Towns fouled out in just 16 minutes with 5:24 left. It was another bleh game for him, which is a story for another day. Brown inserted Mitchell Robinson in the game, who was a team-best plus-14 in the game and was an integral part of the team’s massive third quarter by shutting down Embiid and demolishing Philly on the boards. The decision to ride Robinson past his likely minutes limit was a big one on its own.

But Robinson had already logged over 25 minutes, a minute off his season high. If he closed the game, he would be over 30 minutes for the first time since April 11 of last season and just the third time since the December 2023 stress fracture in his ankle seemed to permanently put him on a minutes restriction. As such, Robinson only spent 86 seconds in the game before being lifted for…

Deuce McBride. Not Hukporti or Mikal Bridges, it was McBride.

Despite facing a full-throttle and healthy Embiid, Mike Brown elected to go to a bold small-ball lineup, keeping Bridges on the bench to run out a never-before-seen Brunson-McBride-Shamet-Hart-Anunoby lineup. OG Anunoby has very rarely played a small-ball 5 as a Knick and this was a bold way to use it.

Did the lineup do well? Not really, the Sixers outscored the Knicks the rest of the way. What the lineup did, however, was take Embiid out of the rhythm he was gaining to start the Sixers’ run. The former MVP had scored eight of his team’s last 11 during this run and would only manage one putback layup the rest of the game.

This possession really stood out to me.

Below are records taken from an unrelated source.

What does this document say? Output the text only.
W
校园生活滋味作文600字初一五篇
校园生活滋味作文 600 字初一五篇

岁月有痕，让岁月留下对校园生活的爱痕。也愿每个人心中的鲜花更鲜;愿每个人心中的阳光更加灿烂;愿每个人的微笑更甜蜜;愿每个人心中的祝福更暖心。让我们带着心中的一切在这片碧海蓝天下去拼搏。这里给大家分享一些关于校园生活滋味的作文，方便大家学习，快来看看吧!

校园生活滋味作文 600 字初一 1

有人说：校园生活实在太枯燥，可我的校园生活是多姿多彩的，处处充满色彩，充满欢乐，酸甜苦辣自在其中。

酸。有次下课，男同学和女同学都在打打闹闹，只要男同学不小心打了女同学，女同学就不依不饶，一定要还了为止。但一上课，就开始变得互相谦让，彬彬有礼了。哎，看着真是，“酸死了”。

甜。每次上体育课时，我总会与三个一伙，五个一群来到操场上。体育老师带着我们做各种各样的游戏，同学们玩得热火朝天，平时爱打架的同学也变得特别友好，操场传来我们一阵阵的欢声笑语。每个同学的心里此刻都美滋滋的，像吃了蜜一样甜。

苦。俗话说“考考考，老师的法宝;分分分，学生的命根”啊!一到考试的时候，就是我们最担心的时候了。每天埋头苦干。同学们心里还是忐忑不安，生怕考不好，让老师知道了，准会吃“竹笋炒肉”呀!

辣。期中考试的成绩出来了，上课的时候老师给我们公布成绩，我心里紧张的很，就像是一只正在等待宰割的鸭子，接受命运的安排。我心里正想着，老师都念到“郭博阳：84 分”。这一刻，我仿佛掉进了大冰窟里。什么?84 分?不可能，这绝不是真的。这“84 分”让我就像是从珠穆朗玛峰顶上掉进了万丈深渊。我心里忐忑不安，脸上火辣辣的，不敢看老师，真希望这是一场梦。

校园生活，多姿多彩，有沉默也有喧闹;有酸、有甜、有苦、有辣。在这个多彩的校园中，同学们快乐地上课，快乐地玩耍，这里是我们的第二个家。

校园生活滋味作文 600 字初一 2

OG Anunoby guarded Joel Embiid really tightly here and didn’t fall for the attempt at drawing a foul.

His minutes at the 5 were very solid down the stretch. pic.twitter.com/GbJxhkG9jD

— Dylan Backer (@DylanBackerESM) January 25, 2026

Anunoby’s strength is his strength. He lacks the speed to stick a guy like Tyrese Maxey or De’Aaron Fox or any small, shifty guard, but makes his money by being able to use his strength to stonewall players who use their physicality to get points. Embiid is one of those, especially when he’s on.

They also didn’t lose anything on the boards. Grabbing rebounds isn’t always about having the bigger or savvier center, but about effort. This ludicrous standing putback dunk was a big part of holding off the Sixers.

ANUNOBY A SUBIR. ???????? pic.twitter.com/qfoz7MVejq

— NBA Portugal (@nbaportugalcom) January 25, 2026

One of the reasons the Knicks made the change from Tom Thibodeau to Mike Brown is lineup versatility. There haven’t been the revolutionary five-out spacing lineups that people envisioned (Brown has reverted to a Thibs classic to start most games), but there have been occasional lineups and adjustments that are necessary over the course of an NBA season that make you think “This is why they made the change they made.”

He passed a big test on Saturday. There are undoubtedly more to come.